The ongoing Covid-19 pandemic and the lockdowns have changed the way we live. Besides the biological effects of the SARS-CoV-2 virus, there have been several psychological and social offshoots. Mental well-being and associated health issues have assumed a renewed importance, Covid-19 serving as an eye-opener. Global research has highlighted the increased rates of depression, anxiety, sleep disturbances, etc., in individuals affected by the virus.
On the other hand, long-term stress, social distancing, unemployment, financial insecurity, grief and fear of infection have led to several adverse mental health consequences for people worldwide. Of special mention are the vulnerable populations: children, adolescents, women, older people, gender and sexual minorities, the economically impoverished, migrant workers and frontline helpers. They have suffered from the dual brunt of Covid: physical and psychological adversities. Further, individuals already afflicted with mental illness and their families have struggled during the last couple of years with reduced access to mental healthcare, travel restrictions, lack of medicines, and symptoms being further worsened due to stress.
It’s often said that necessity is the mother of invention. History has proven that mass crises such as pandemics bring in changes in lifestyle that are at times retained for good. The telephonic and online practice of medicine was already in existence and social distancing as well as lockdowns during Covid added a new impetus to this. In 2020, the Ministry of Health and Family Welfare (MoHFW) together with the National Institute of Mental Health and Neurosciences (NIMHANS), Bengaluru and the Indian Psychiatric Society (IPS) released the tele-psychiatry guidelines. This was the first-of-its-kind framework to guide mental health professionals across India to implement digital psychiatric consultations. Several research papers that followed showed that if successfully conducted, tele-mental health can be as effective as in-person consultations, besides reducing the travel expenditure and waiting time for patients and families.
The National Mental Health Survey (NMHS) 2015–2016 conducted by NIMHANS revealed that one in five individuals suffer from some sort of mental health disorder and only 15% of those affected receive the treatment required. This amounts to a massive untreated ‘mental health burden’ in our country. Added to this, there is just one qualified psychiatrist for 10 lakh people in India, the number of psychologists and psychiatric social workers being even fewer. Tele-mental healthcare can not only bridge this gap by connecting people from remote areas to health professionals in times of need but also help train general physicians and community health workers in mental healthcare. They form the backbone of our health infrastructure, and the ability to provide mental health services at a primary level under the tele guidance of psychiatrists is a fruitful and cost-effective exercise.
Keeping this in the background, the National Tele-Mental Health programme announced in this year’s Budget makes real sense. This rare but apt mention of mental health in the national Budget holds true promise of delivering tele-mental health services in the post-Covid future. A network of 23 tele-mental health centres of excellence with NIMHANS being the nodal centre and IIIT Bangalore being the technological support hub has been proposed by the Central government. This surely shifts the national narrative to normalising conversations on mental health, reducing stigma and misinformation, and encouraging help-seeking among individuals. In fact, tele psychiatry and tele psychotherapy/ counselling can pave the way for accessible, affordable and effective mental health services across the country delivered by recognised experts in the field.

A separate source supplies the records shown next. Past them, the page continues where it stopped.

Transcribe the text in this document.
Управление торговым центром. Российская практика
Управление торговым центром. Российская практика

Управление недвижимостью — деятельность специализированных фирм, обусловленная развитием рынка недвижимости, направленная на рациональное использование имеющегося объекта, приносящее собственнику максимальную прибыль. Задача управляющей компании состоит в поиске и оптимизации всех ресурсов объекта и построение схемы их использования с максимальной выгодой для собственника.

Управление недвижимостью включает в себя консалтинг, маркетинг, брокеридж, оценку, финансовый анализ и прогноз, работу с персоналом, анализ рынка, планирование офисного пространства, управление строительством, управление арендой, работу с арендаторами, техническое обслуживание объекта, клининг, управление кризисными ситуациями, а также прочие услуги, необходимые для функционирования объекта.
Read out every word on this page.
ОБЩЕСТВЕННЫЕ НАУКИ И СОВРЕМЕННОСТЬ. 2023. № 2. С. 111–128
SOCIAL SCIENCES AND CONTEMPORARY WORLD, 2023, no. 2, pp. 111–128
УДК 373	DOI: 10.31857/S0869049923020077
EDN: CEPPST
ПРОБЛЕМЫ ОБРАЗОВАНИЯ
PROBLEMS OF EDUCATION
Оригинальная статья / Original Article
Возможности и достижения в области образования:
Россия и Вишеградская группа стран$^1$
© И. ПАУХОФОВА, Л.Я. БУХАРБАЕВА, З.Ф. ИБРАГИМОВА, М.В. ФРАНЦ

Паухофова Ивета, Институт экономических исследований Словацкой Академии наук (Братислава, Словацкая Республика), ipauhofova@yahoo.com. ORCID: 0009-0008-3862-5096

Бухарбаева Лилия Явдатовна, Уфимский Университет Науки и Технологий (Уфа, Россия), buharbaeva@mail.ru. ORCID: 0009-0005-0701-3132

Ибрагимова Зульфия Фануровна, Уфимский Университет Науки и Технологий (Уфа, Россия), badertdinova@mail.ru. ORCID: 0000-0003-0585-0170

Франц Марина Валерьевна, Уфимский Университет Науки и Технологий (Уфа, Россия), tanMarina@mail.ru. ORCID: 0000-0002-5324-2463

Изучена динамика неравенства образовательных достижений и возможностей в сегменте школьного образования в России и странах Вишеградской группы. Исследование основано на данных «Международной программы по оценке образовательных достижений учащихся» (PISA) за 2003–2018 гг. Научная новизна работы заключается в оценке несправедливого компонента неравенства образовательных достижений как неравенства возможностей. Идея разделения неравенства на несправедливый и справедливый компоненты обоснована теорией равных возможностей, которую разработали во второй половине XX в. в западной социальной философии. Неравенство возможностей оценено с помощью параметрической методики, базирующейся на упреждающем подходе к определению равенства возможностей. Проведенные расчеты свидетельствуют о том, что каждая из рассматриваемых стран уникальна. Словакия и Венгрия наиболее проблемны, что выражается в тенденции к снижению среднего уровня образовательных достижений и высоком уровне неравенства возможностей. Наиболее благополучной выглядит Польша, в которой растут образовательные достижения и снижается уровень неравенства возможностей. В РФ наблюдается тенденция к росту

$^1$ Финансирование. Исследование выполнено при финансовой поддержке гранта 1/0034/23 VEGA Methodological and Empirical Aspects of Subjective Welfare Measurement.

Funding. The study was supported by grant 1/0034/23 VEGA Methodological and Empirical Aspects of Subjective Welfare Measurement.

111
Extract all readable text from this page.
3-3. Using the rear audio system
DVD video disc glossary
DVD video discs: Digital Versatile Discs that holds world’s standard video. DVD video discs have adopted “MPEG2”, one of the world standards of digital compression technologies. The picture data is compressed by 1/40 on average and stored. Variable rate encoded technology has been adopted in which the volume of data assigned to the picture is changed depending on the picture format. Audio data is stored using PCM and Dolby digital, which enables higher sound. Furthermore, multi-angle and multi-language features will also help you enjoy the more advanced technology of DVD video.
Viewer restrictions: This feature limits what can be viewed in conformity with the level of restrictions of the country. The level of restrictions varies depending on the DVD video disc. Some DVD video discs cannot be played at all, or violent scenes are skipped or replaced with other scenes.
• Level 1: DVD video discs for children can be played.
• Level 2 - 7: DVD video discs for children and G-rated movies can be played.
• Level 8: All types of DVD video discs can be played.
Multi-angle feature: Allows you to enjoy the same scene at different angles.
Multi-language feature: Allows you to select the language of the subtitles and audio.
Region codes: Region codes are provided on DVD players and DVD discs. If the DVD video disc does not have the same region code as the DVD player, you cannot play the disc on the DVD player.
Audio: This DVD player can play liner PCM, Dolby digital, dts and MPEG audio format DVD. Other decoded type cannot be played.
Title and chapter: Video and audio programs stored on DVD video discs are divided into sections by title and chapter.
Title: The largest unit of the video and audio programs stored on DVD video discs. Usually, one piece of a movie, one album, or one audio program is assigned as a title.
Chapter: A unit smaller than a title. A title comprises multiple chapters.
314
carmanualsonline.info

In addition, this will also help training and online certification in digital mental health courses. This can empower grassroots-level health workers and lay counsellors to provide basic psychological first aid.
That being said, like any other legal document, implementation is the key and a challenge at the same time. The Mental Healthcare Act (2017) came in with a lot of promises by revamping the old act of 1987. However, only a few of those promises have stood the test of time. Even with its best intentions, the government needs to be careful when incorporating the tele-mental health programme proposal. Digital illiteracy, limited data connectivity, network glitches, ethical and legal lacunae related to tele-psychiatry guidelines, limitations in medical assessment through a virtual medium and data safety are the main concerns that riddle tele-mental healthcare. Furthermore, as the Covid threat reduces with time, the inherent tendency of the masses to prefer in-person consultation will be on the rise. This may make virtual consultations redundant. Affordability issues related to telemedicine should also be borne in mind to prevent health inequalities. Hence, implementation of tele-mental healthcare cannot be decoupled from efforts to improve digital literacy, data security and enhanced accessibility to services. Advocacy by mental health professionals, media and policymakers are likely to make a lasting impact in this area.
To summarise, the proposed Tele-Mental Health Programme is a timely and much-needed move but whether it delivers in the long run depends on its implementation, advocacy and dealing with the associated digital challenges.